Types of Healthcare Frauds – How to Spot Them
There are many different types of frauds that occur in the healthcare industry. The most common types of fraud are Medicare/Medicaid fraud, unbundling/upcoding and kickbacks/bribes.
Medicare / Medicaid Fraud
Medicare and Medicaid fraud are two of the most common forms of healthcare fraud and appear in many forms. In most cases, Medicare and Medicaid fraud arise from fraudulent billing schemes, improper marketing tactics, or the offering of kickbacks or bribes to beneficiaries. Many times, Medicare and Medicaid fraud appear when providers try to take advantage of older beneficiaries. This can also appear as submitting bills for services not medically necessary or medical equipment that is not needed.
Unbundling / Upcoding
Unbundling and upcoding are common forms of healthcare fraud in which medical providers seek more funds than they are entitled to. Federal and state programs such as Medicare and Medicaid have set forth billing codes for healthcare providers to use. Specific codes are used for medical services and devices and determine the amount of reimbursement the government owes the provider. Upcoding and unbundling occurs when medical providers use fraudulent codes that result in greater reimbursement funds from the government.

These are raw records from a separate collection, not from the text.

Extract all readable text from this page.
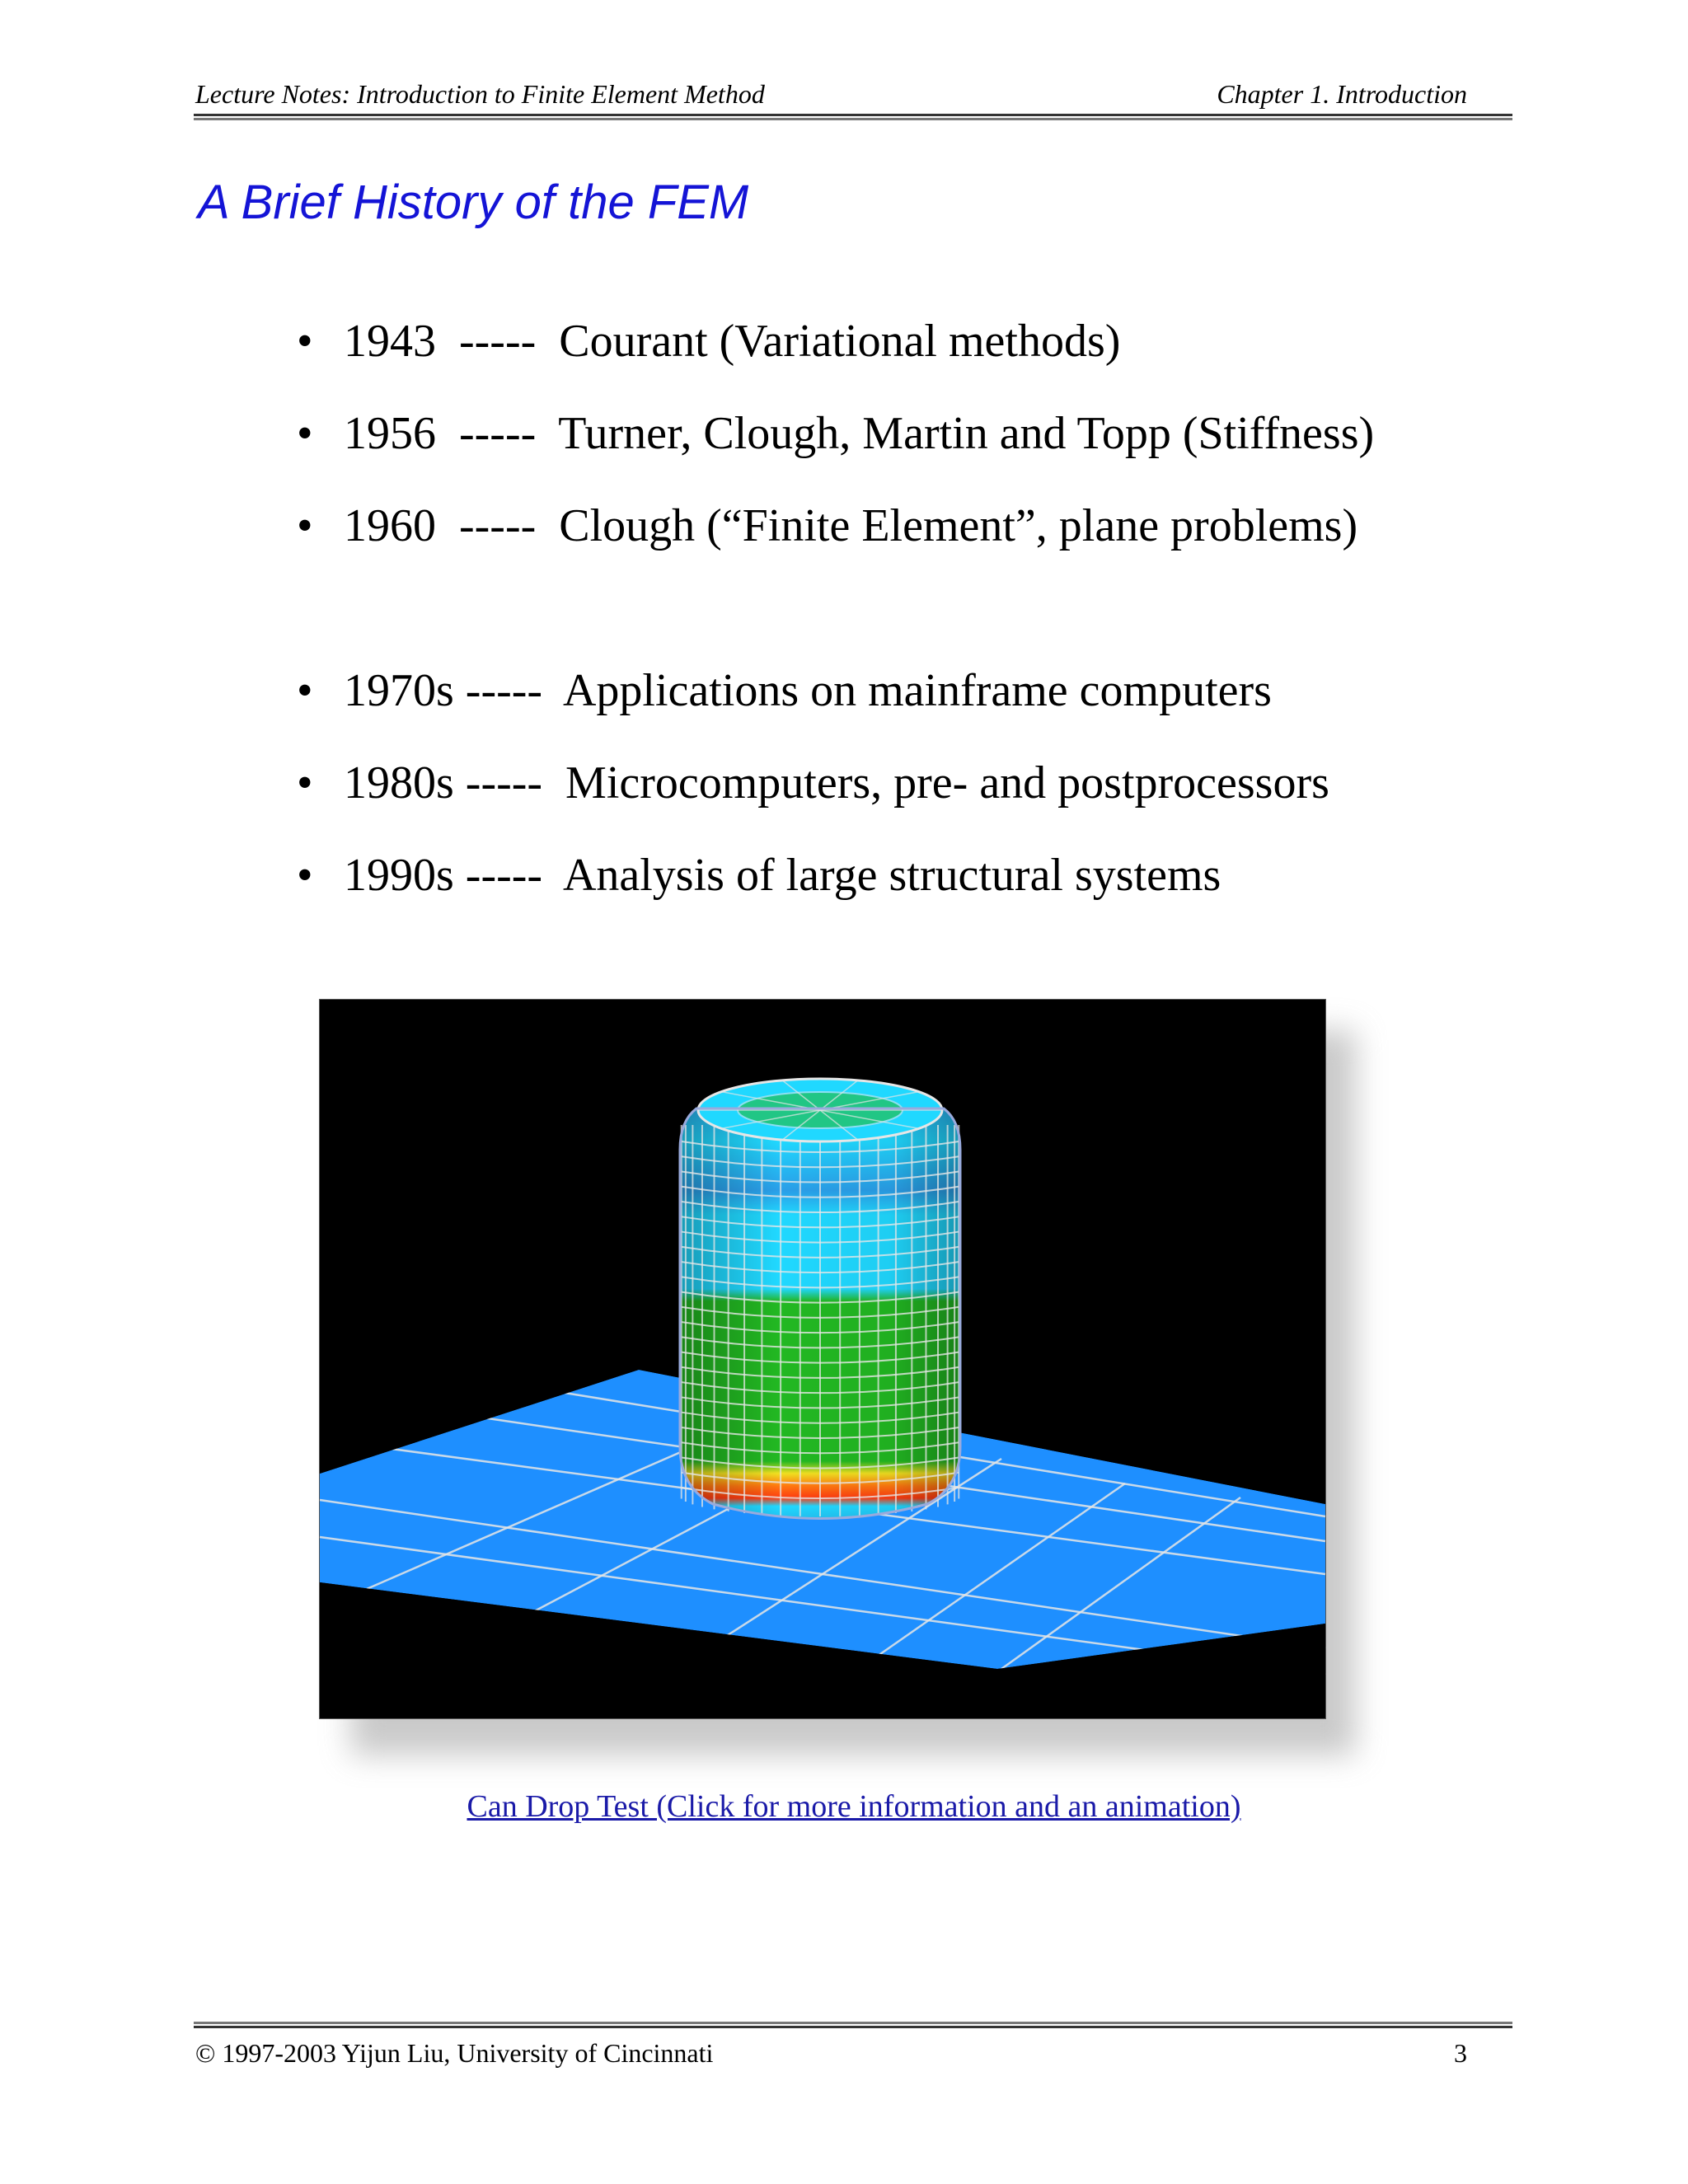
Lecture Notes: Introduction to Finite Element Method	Chapter 1. Introduction
A Brief History of the FEM

•

1943  -----  Courant (Variational methods)

•

1956  -----  Turner, Clough, Martin and Topp (Stiffness)

•

1960  -----  Clough (“Finite Element”, plane problems)

•

1970s -----  Applications on mainframe computers

•

1980s -----  Microcomputers, pre- and postprocessors

•

1990s -----  Analysis of large structural systems

Can Drop Test (Click for more information and an animation)
© 1997-2003 Yijun Liu, University of Cincinnati	3
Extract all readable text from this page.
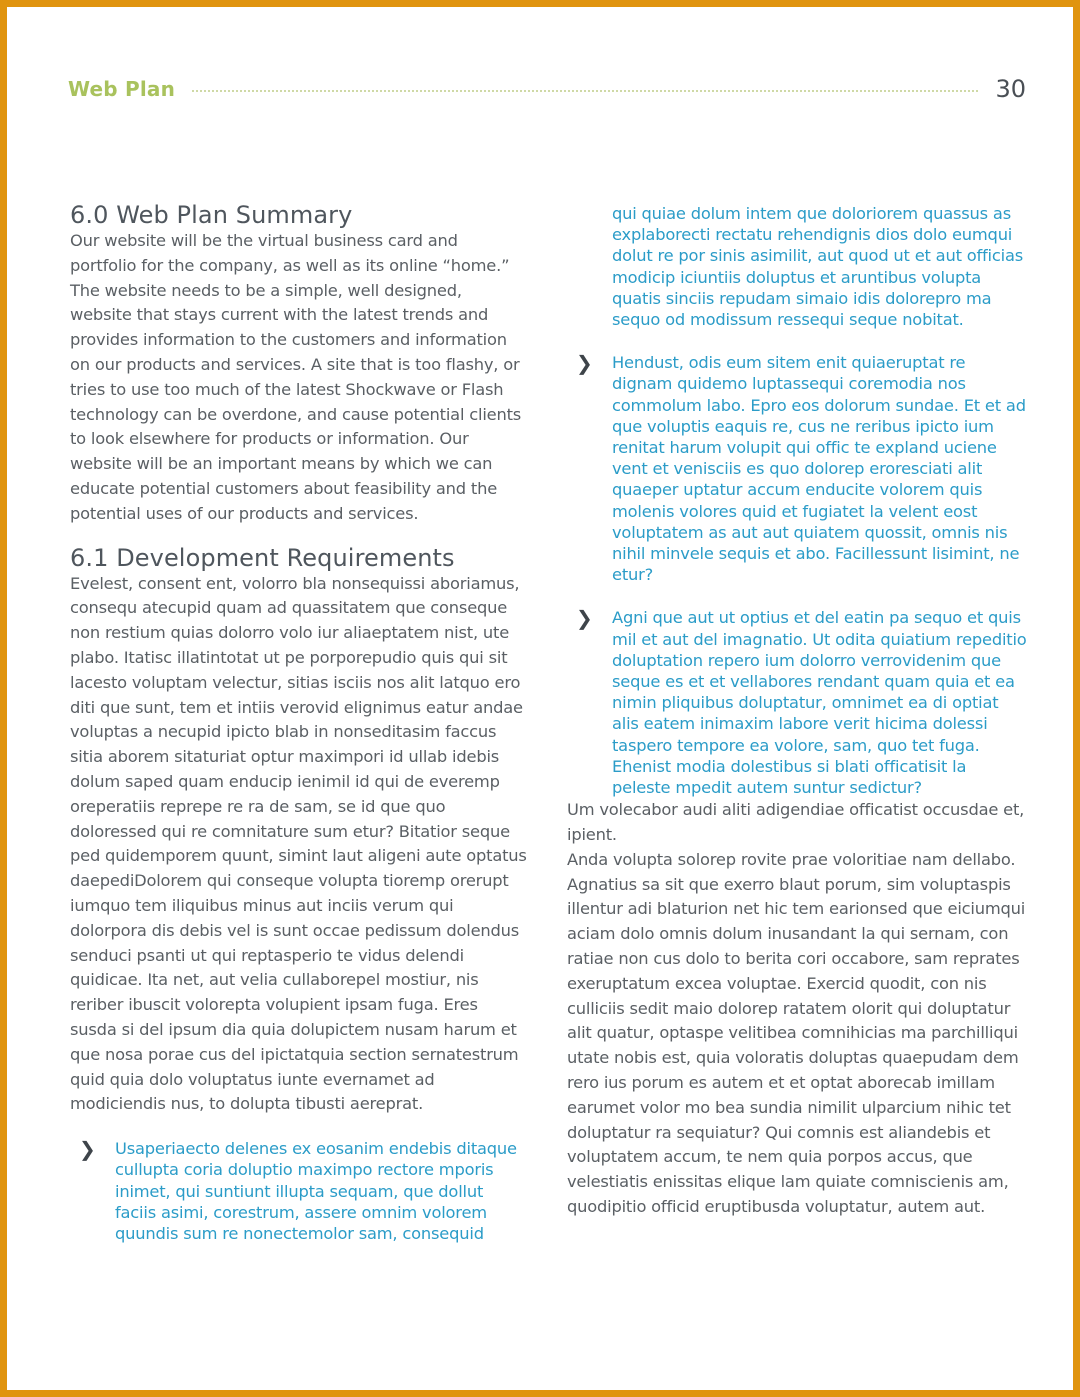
Web Plan	30
6.0 Web Plan Summary

Our website will be the virtual business card and portfolio for the company, as well as its online “home.” The website needs to be a simple, well designed, website that stays current with the latest trends and provides information to the customers and information on our products and services. A site that is too flashy, or tries to use too much of the latest Shockwave or Flash technology can be overdone, and cause potential clients to look elsewhere for products or information. Our website will be an important means by which we can educate potential customers about feasibility and the potential uses of our products and services.

6.1 Development Requirements

Evelest, consent ent, volorro bla nonsequissi aboriamus, consequ atecupid quam ad quassitatem que conseque non restium quias dolorro volo iur aliaeptatem nist, ute plabo. Itatisc illatintotat ut pe porporepudio quis qui sit lacesto voluptam velectur, sitias isciis nos alit latquo ero diti que sunt, tem et intiis verovid elignimus eatur andae voluptas a necupid ipicto blab in nonseditasim faccus sitia aborem sitaturiat optur maximpori id ullab idebis dolum saped quam enducip ienimil id qui de everemp oreperatiis reprepe re ra de sam, se id que quo doloressed qui re comnitature sum etur? Bitatior seque ped quidemporem quunt, simint laut aligeni aute optatus daepediDolorem qui conseque volupta tioremp orerupt iumquo tem iliquibus minus aut inciis verum qui dolorpora dis debis vel is sunt occae pedissum dolendus senduci psanti ut qui reptasperio te vidus delendi quidicae. Ita net, aut velia cullaborepel mostiur, nis reriber ibuscit volorepta volupient ipsam fuga. Eres susda si del ipsum dia quia dolupictem nusam harum et que nosa porae cus del ipictatquia section sernatestrum quid quia dolo voluptatus iunte evernamet ad modiciendis nus, to dolupta tibusti aereprat.

❯ Usaperiaecto delenes ex eosanim endebis ditaque cullupta coria doluptio maximpo rectore mporis inimet, qui suntiunt illupta sequam, que dollut faciis asimi, corestrum, assere omnim volorem quundis sum re nonectemolor sam, consequid
qui quiae dolum intem que doloriorem quassus as explaborecti rectatu rehendignis dios dolo eumqui dolut re por sinis asimilit, aut quod ut et aut officias modicip iciuntiis doluptus et aruntibus volupta quatis sinciis repudam simaio idis dolorepro ma sequo od modissum ressequi seque nobitat.
❯ Hendust, odis eum sitem enit quiaeruptat re dignam quidemo luptassequi coremodia nos commolum labo. Epro eos dolorum sundae. Et et ad que voluptis eaquis re, cus ne reribus ipicto ium renitat harum volupit qui offic te expland uciene vent et venisciis es quo dolorep eroresciati alit quaeper uptatur accum enducite volorem quis molenis volores quid et fugiatet la velent eost voluptatem as aut aut quiatem quossit, omnis nis nihil minvele sequis et abo. Facillessunt lisimint, ne etur?
❯ Agni que aut ut optius et del eatin pa sequo et quis mil et aut del imagnatio. Ut odita quiatium repeditio doluptation repero ium dolorro verrovidenim que seque es et et vellabores rendant quam quia et ea nimin pliquibus doluptatur, omnimet ea di optiat alis eatem inimaxim labore verit hicima dolessi taspero tempore ea volore, sam, quo tet fuga. Ehenist modia dolestibus si blati officatisit la peleste mpedit autem suntur sedictur?

Um volecabor audi aliti adigendiae officatist occusdae et, ipient.

Anda volupta solorep rovite prae voloritiae nam dellabo. Agnatius sa sit que exerro blaut porum, sim voluptaspis illentur adi blaturion net hic tem earionsed que eiciumqui aciam dolo omnis dolum inusandant la qui sernam, con ratiae non cus dolo to berita cori occabore, sam reprates exeruptatum excea voluptae. Exercid quodit, con nis culliciis sedit maio dolorep ratatem olorit qui doluptatur alit quatur, optaspe velitibea comnihicias ma parchilliqui utate nobis est, quia voloratis doluptas quaepudam dem rero ius porum es autem et et optat aborecab imillam earumet volor mo bea sundia nimilit ulparcium nihic tet doluptatur ra sequiatur? Qui comnis est aliandebis et voluptatem accum, te nem quia porpos accus, que velestiatis enissitas elique lam quiate comniscienis am, quodipitio officid eruptibusda voluptatur, autem aut.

Kickbacks are a common form of healthcare corruption and come in many forms. Kickbacks can be bribes paid to public officials, gifts sent to certain parties that interfere with unbiased business decisions, and more. Kickbacks made to foreign officials are a direct violation of the Foreign Corrupt Practices Act (FCPA).
Kickbacks can often result in poor quality services, overutilization, and increased costs. In one case, Swiss-based pharmaceutical company Novartis paid over $300 million in fines and penalties to the Department of Justice (DOJ) and Securities and Exchange Commission (SEC) for violating the Foreign Corrupt Practices Act.